Si la réussite professionnelle des femmes est pleinement reconnue par leurs challengers masculins, ils sont plus gênés aux entournures quand il s’agit du couple et de la famille. « En fait, ajoute Fethi avec une pointe d’ironie, nous avons été élevés par nos mères, des femmes pour lesquelles nous étions les enfants rois, et nous voudrions qu’il en soit de même dans nos couples. De par leurs multiples champs d’intervention et le fait que ce sont elles qui enfantent, les femmes nous font nous sentir bien petits ! » 

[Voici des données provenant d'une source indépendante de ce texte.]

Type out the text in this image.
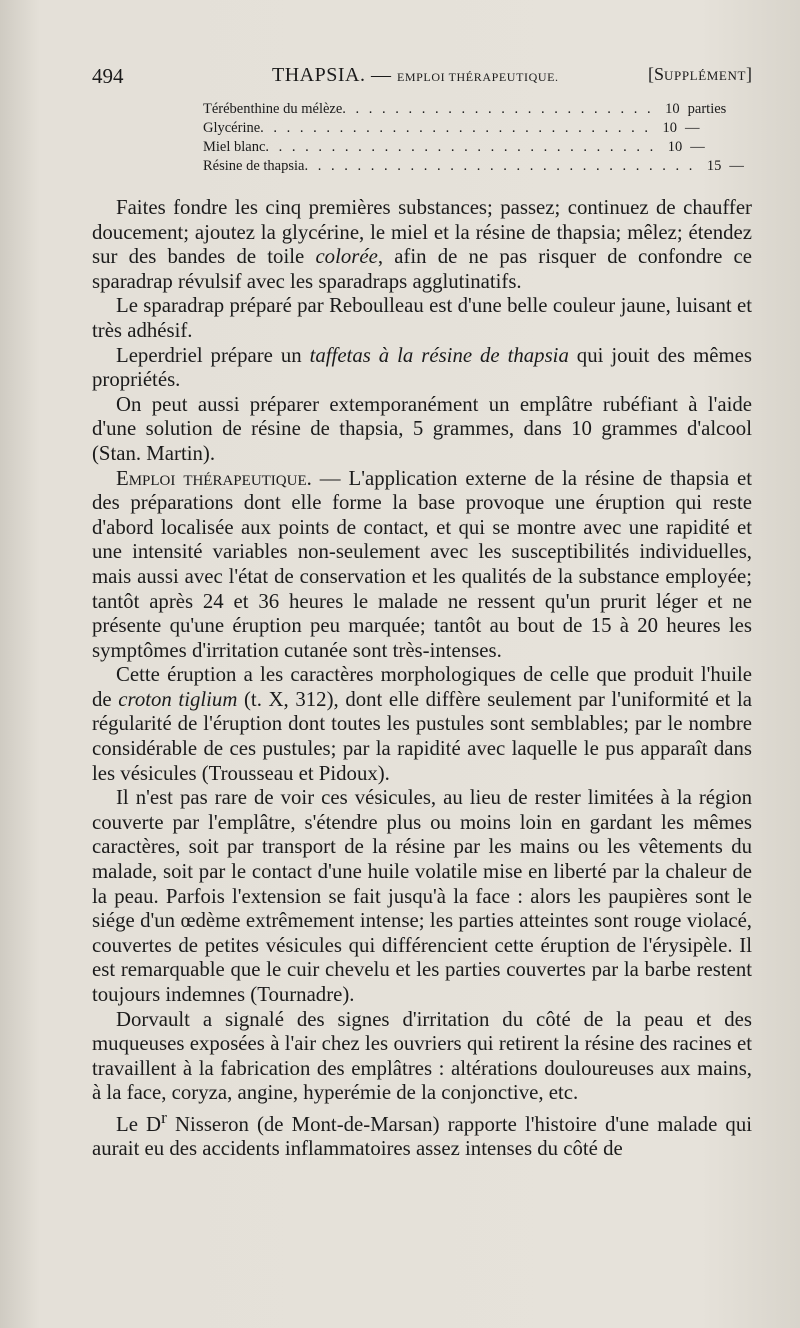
494	THAPSIA. — EMPLOI THÉRAPEUTIQUE.	[SUPPLÉMENT]
Térébenthine du mélèze . . . . . . . . . . . . . . . . . . . . . . . . 10 parties
Glycérine . . . . . . . . . . . . . . . . . . . . . . . . . . . . . . 10 —
Miel blanc . . . . . . . . . . . . . . . . . . . . . . . . . . . . . . 10 —
Résine de thapsia . . . . . . . . . . . . . . . . . . . . . . . . . . . . . . 15 —

Faites fondre les cinq premières substances; passez; continuez de chauffer doucement; ajoutez la glycérine, le miel et la résine de thapsia; mêlez; étendez sur des bandes de toile colorée, afin de ne pas risquer de confondre ce sparadrap révulsif avec les sparadraps agglutinatifs.

Le sparadrap préparé par Reboulleau est d'une belle couleur jaune, luisant et très adhésif.

Leperdriel prépare un taffetas à la résine de thapsia qui jouit des mêmes propriétés.

On peut aussi préparer extemporanément un emplâtre rubéfiant à l'aide d'une solution de résine de thapsia, 5 grammes, dans 10 grammes d'alcool (Stan. Martin).

Emploi thérapeutique. — L'application externe de la résine de thapsia et des préparations dont elle forme la base provoque une éruption qui reste d'abord localisée aux points de contact, et qui se montre avec une rapidité et une intensité variables non-seulement avec les susceptibilités individuelles, mais aussi avec l'état de conservation et les qualités de la substance employée; tantôt après 24 et 36 heures le malade ne ressent qu'un prurit léger et ne présente qu'une éruption peu marquée; tantôt au bout de 15 à 20 heures les symptômes d'irritation cutanée sont très-intenses.

Cette éruption a les caractères morphologiques de celle que produit l'huile de croton tiglium (t. X, 312), dont elle diffère seulement par l'uniformité et la régularité de l'éruption dont toutes les pustules sont semblables; par le nombre considérable de ces pustules; par la rapidité avec laquelle le pus apparaît dans les vésicules (Trousseau et Pidoux).

Il n'est pas rare de voir ces vésicules, au lieu de rester limitées à la région couverte par l'emplâtre, s'étendre plus ou moins loin en gardant les mêmes caractères, soit par transport de la résine par les mains ou les vêtements du malade, soit par le contact d'une huile volatile mise en liberté par la chaleur de la peau. Parfois l'extension se fait jusqu'à la face : alors les paupières sont le siége d'un œdème extrêmement intense; les parties atteintes sont rouge violacé, couvertes de petites vésicules qui différencient cette éruption de l'érysipèle. Il est remarquable que le cuir chevelu et les parties couvertes par la barbe restent toujours indemnes (Tournadre).

Dorvault a signalé des signes d'irritation du côté de la peau et des muqueuses exposées à l'air chez les ouvriers qui retirent la résine des racines et travaillent à la fabrication des emplâtres : altérations douloureuses aux mains, à la face, coryza, angine, hyperémie de la conjonctive, etc.

Le $D^r$ Nisseron (de Mont-de-Marsan) rapporte l'histoire d'une malade qui aurait eu des accidents inflammatoires assez intenses du côté de
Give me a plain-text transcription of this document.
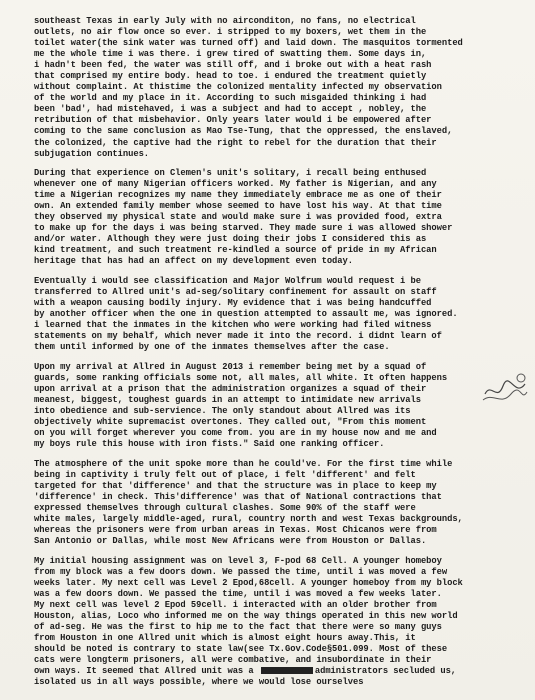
southeast Texas in early July with no airconditon, no fans, no electrical
outlets, no air flow once so ever. i stripped to my boxers, wet them in the
toilet water(the sink water was turned off) and laid down. The masquitos tormented
me the whole time i was there. i grew tired of swatting them. Some days in,
i hadn't been fed, the water was still off, and i broke out with a heat rash
that comprised my entire body. head to toe. i endured the treatment quietly
without complaint. At thistime the colonized mentality infected my observation
of the world and my place in it. According to such misgaided thinking i had
been 'bad', had mistehaved, i was a subject and had to accept , nobley, the
retribution of that misbehavior. Only years later would i be empowered after
coming to the same conclusion as Mao Tse-Tung, that the oppressed, the enslaved,
the colonized, the captive had the right to rebel for the duration that their
subjugation continues.
During that experience on Clemen's unit's solitary, i recall being enthused
whenever one of many Nigerian officers worked. My father is Nigerian, and any
time a Nigerian recognizes my name they immediately embrace me as one of their
own. An extended family member whose seemed to have lost his way. At that time
they observed my physical state and would make sure i was provided food, extra
to make up for the days i was being starved. They made sure i was allowed shower
and/or water. Although they were just doing their jobs I considered this as
kind treatment, and such treatment re-kindled a source of pride in my African
heritage that has had an affect on my development even today.
Eventually i would see classification and Major Wolfrum would request i be
transferred to Allred unit's ad-seg/solitary confinement for assault on staff
with a weapon causing bodily injury. My evidence that i was being handcuffed
by another officer when the one in question attempted to assault me, was ignored.
i learned that the inmates in the kitchen who were working had filed witness
statements on my behalf, which never made it into the record. i didnt learn of
them until informed by one of the inmates themselves after the case.
Upon my arrival at Allred in August 2013 i remember being met by a squad of
guards, some ranking officials some not, all males, all white. It often happens
upon arrival at a prison that the administration organizes a squad of their
meanest, biggest, toughest guards in an attempt to intimidate new arrivals
into obedience and sub-servience. The only standout about Allred was its
objectively white supremacist overtones. They called out, "From this moment
on you will forget wherever you come from. you are in my house now and me and
my boys rule this house with iron fists." Said one ranking officer.
The atmosphere of the unit spoke more than he could've. For the first time while
being in captivity i truly felt out of place, i felt 'different' and felt
targeted for that 'difference' and that the structure was in place to keep my
'difference' in check. This'difference' was that of National contractions that
expressed themselves through cultural clashes. Some 90% of the staff were
white males, largely middle-aged, rural, country north and west Texas backgrounds,
whereas the prisoners were from urban areas in Texas. Most Chicanos were from
San Antonio or Dallas, while most New Africans were from Houston or Dallas.
My initial housing assignment was on level 3, F-pod 68 Cell. A younger homeboy
from my block was a few doors down. We passed the time, until i was moved a few
weeks later. My next cell was Level 2 Epod,68cell. A younger homeboy from my block
was a few doors down. We passed the time, until i was moved a few weeks later.
My next cell was level 2 Epod 59cell. i interacted with an older brother from
Houston, alias, Loco who informed me on the way things operated in this new world
of ad-seg. He was the first to hip me to the fact that there were so many guys
from Houston in one Allred unit which is almost eight hours away.This, it
should be noted is contrary to state law(see Tx.Gov.Code§501.099. Most of these
cats were longterm prisoners, all were combative, and insubordinate in their
own ways. It seemed that Allred unit was a	administrators secluded us,
isolated us in all ways possible, where we would lose ourselves
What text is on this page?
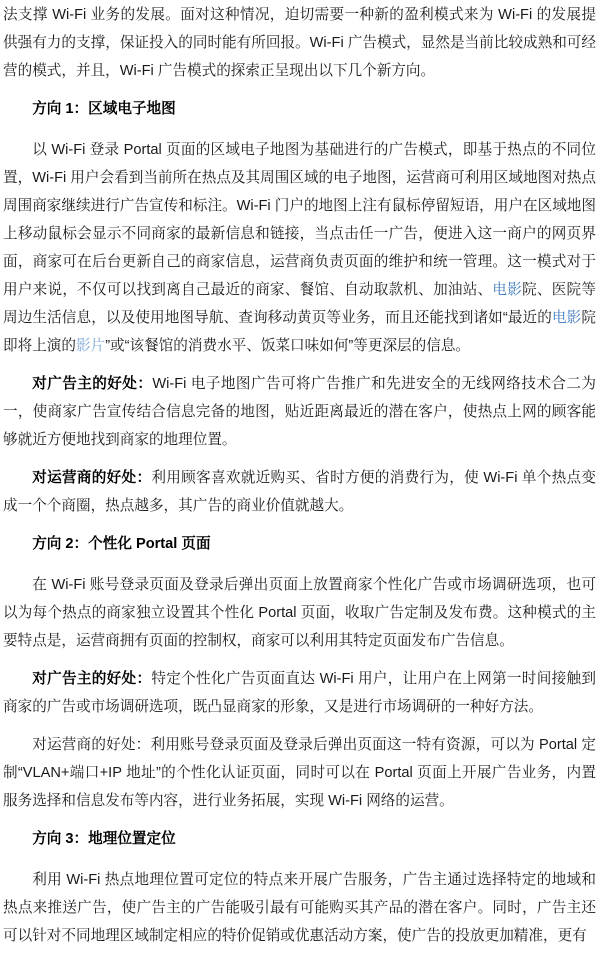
法支撑 Wi-Fi 业务的发展。面对这种情况，迫切需要一种新的盈利模式来为 Wi-Fi 的发展提供强有力的支撑，保证投入的同时能有所回报。Wi-Fi 广告模式，显然是当前比较成熟和可经营的模式，并且，Wi-Fi 广告模式的探索正呈现出以下几个新方向。
方向 1：区域电子地图
以 Wi-Fi 登录 Portal 页面的区域电子地图为基础进行的广告模式，即基于热点的不同位置，Wi-Fi 用户会看到当前所在热点及其周围区域的电子地图，运营商可利用区域地图对热点周围商家继续进行广告宣传和标注。Wi-Fi 门户的地图上注有鼠标停留短语，用户在区域地图上移动鼠标会显示不同商家的最新信息和链接，当点击任一广告，便进入这一商户的网页界面，商家可在后台更新自己的商家信息，运营商负责页面的维护和统一管理。这一模式对于用户来说，不仅可以找到离自己最近的商家、餐馆、自动取款机、加油站、电影院、医院等周边生活信息，以及使用地图导航、查询移动黄页等业务，而且还能找到诸如“最近的电影院即将上演的影片”或“该餐馆的消费水平、饭菜口味如何”等更深层的信息。
对广告主的好处：Wi-Fi 电子地图广告可将广告推广和先进安全的无线网络技术合二为一，使商家广告宣传结合信息完备的地图，贴近距离最近的潜在客户，使热点上网的顾客能够就近方便地找到商家的地理位置。
对运营商的好处：利用顾客喜欢就近购买、省时方便的消费行为，使 Wi-Fi 单个热点变成一个个商圈，热点越多，其广告的商业价值就越大。
方向 2：个性化 Portal 页面
在 Wi-Fi 账号登录页面及登录后弹出页面上放置商家个性化广告或市场调研选项，也可以为每个热点的商家独立设置其个性化 Portal 页面，收取广告定制及发布费。这种模式的主要特点是，运营商拥有页面的控制权，商家可以利用其特定页面发布广告信息。
对广告主的好处：特定个性化广告页面直达 Wi-Fi 用户，让用户在上网第一时间接触到商家的广告或市场调研选项，既凸显商家的形象，又是进行市场调研的一种好方法。
对运营商的好处：利用账号登录页面及登录后弹出页面这一特有资源，可以为 Portal 定制“VLAN+端口+IP 地址”的个性化认证页面，同时可以在 Portal 页面上开展广告业务，内置服务选择和信息发布等内容，进行业务拓展，实现 Wi-Fi 网络的运营。
方向 3：地理位置定位
利用 Wi-Fi 热点地理位置可定位的特点来开展广告服务，广告主通过选择特定的地域和热点来推送广告，使广告主的广告能吸引最有可能购买其产品的潜在客户。同时，广告主还可以针对不同地理区域制定相应的特价促销或优惠活动方案，使广告的投放更加精准，更有
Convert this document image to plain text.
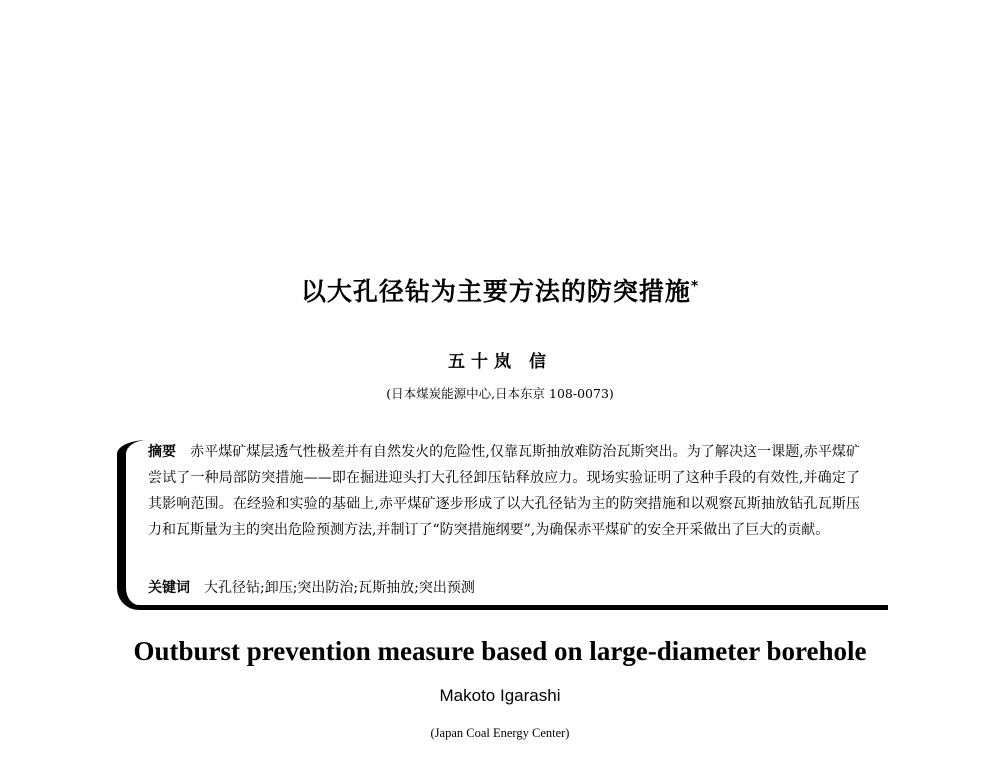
以大孔径钻为主要方法的防突措施*
五十岚 信
(日本煤炭能源中心,日本东京 108-0073)
摘要 赤平煤矿煤层透气性极差并有自然发火的危险性,仅靠瓦斯抽放难防治瓦斯突出。为了解决这一课题,赤平煤矿尝试了一种局部防突措施——即在掘进迎头打大孔径卸压钻释放应力。现场实验证明了这种手段的有效性,并确定了其影响范围。在经验和实验的基础上,赤平煤矿逐步形成了以大孔径钻为主的防突措施和以观察瓦斯抽放钻孔瓦斯压力和瓦斯量为主的突出危险预测方法,并制订了“防突措施纲要”,为确保赤平煤矿的安全开采做出了巨大的贡献。
关键词 大孔径钻;卸压;突出防治;瓦斯抽放;突出预测
Outburst prevention measure based on large-diameter borehole
Makoto Igarashi
(Japan Coal Energy Center)
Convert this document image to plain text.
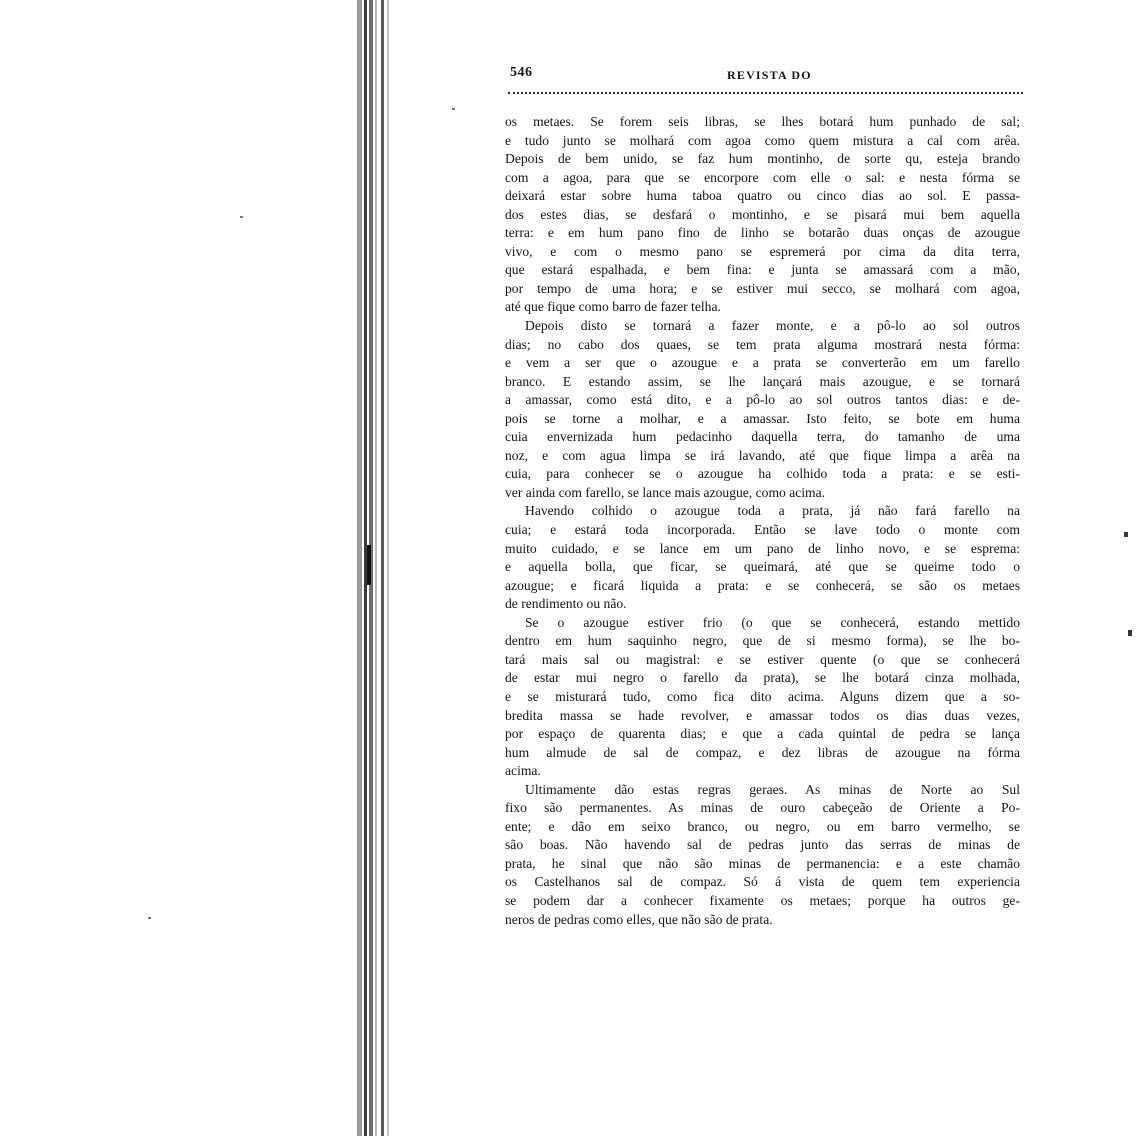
546	REVISTA DO
os metaes. Se forem seis libras, se lhes botará hum punhado de sal;
e tudo junto se molhará com agoa como quem mistura a cal com arêa.
Depois de bem unido, se faz hum montinho, de sorte qu, esteja brando
com a agoa, para que se encorpore com elle o sal: e nesta fórma se
deixará estar sobre huma taboa quatro ou cinco dias ao sol. E passa-
dos estes dias, se desfará o montinho, e se pisará mui bem aquella
terra: e em hum pano fino de linho se botarão duas onças de azougue
vivo, e com o mesmo pano se espremerá por cima da dita terra,
que estará espalhada, e bem fina: e junta se amassará com a mão,
por tempo de uma hora; e se estiver mui secco, se molhará com agoa,
até que fique como barro de fazer telha.
Depois disto se tornará a fazer monte, e a pô-lo ao sol outros
dias; no cabo dos quaes, se tem prata alguma mostrará nesta fórma:
e vem a ser que o azougue e a prata se converterão em um farello
branco. E estando assim, se lhe lançará mais azougue, e se tornará
a amassar, como está dito, e a pô-lo ao sol outros tantos dias: e de-
pois se torne a molhar, e a amassar. Isto feito, se bote em huma
cuia envernizada hum pedacinho daquella terra, do tamanho de uma
noz, e com agua limpa se irá lavando, até que fique limpa a arêa na
cuia, para conhecer se o azougue ha colhido toda a prata: e se esti-
ver ainda com farello, se lance mais azougue, como acima.
Havendo colhido o azougue toda a prata, já não fará farello na
cuia; e estará toda incorporada. Então se lave todo o monte com
muito cuidado, e se lance em um pano de linho novo, e se esprema:
e aquella bolla, que ficar, se queimará, até que se queime todo o
azougue; e ficará liquida a prata: e se conhecerá, se são os metaes
de rendimento ou não.
Se o azougue estiver frio (o que se conhecerá, estando mettido
dentro em hum saquinho negro, que de si mesmo forma), se lhe bo-
tará mais sal ou magistral: e se estiver quente (o que se conhecerá
de estar mui negro o farello da prata), se lhe botará cinza molhada,
e se misturará tudo, como fica dito acima. Alguns dizem que a so-
bredita massa se hade revolver, e amassar todos os dias duas vezes,
por espaço de quarenta dias; e que a cada quintal de pedra se lança
hum almude de sal de compaz, e dez libras de azougue na fórma
acima.
Ultimamente dão estas regras geraes. As minas de Norte ao Sul
fixo são permanentes. As minas de ouro cabeçeão de Oriente a Po-
ente; e dão em seixo branco, ou negro, ou em barro vermelho, se
são boas. Não havendo sal de pedras junto das serras de minas de
prata, he sinal que não são minas de permanencia: e a este chamão
os Castelhanos sal de compaz. Só á vista de quem tem experiencia
se podem dar a conhecer fixamente os metaes; porque ha outros ge-
neros de pedras como elles, que não são de prata.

Plus influençables qu’avant

Plus que l’analyse de leurs rapports aux femmes, d’autres trouvent plus pertinent de s’attarder sur le fait que chaque génération a engendré un type de femme différent. « Certaines sont de vraies amazones et d’autres totalement soumises. De quelles femmes parlons-nous ?, s’interroge le cinéaste Walid Tayaa. Les plus jeunes sont dans une perpétuelle contradiction. Elles veulent à la fois vivre à l’occidentale et se conformer à la tradition. Contrairement à leurs aînées, les moins de 30 ans se cherchent, n’ont pas de réel projet de vie et cèdent de plus en plus à la pression sociale. C’est dommage car les générations précédentes étaient plus cohérentes, il aurait fallu ne pas perdre de vue cette touche particulière de l’identité tunisienne. Beaucoup trop de femmes se sont affublées d’une image et d’une pensée véhiculées par les télévisions arabes satellitaires et ont ainsi fait le jeu d’hommes qui réfutent les avancées. »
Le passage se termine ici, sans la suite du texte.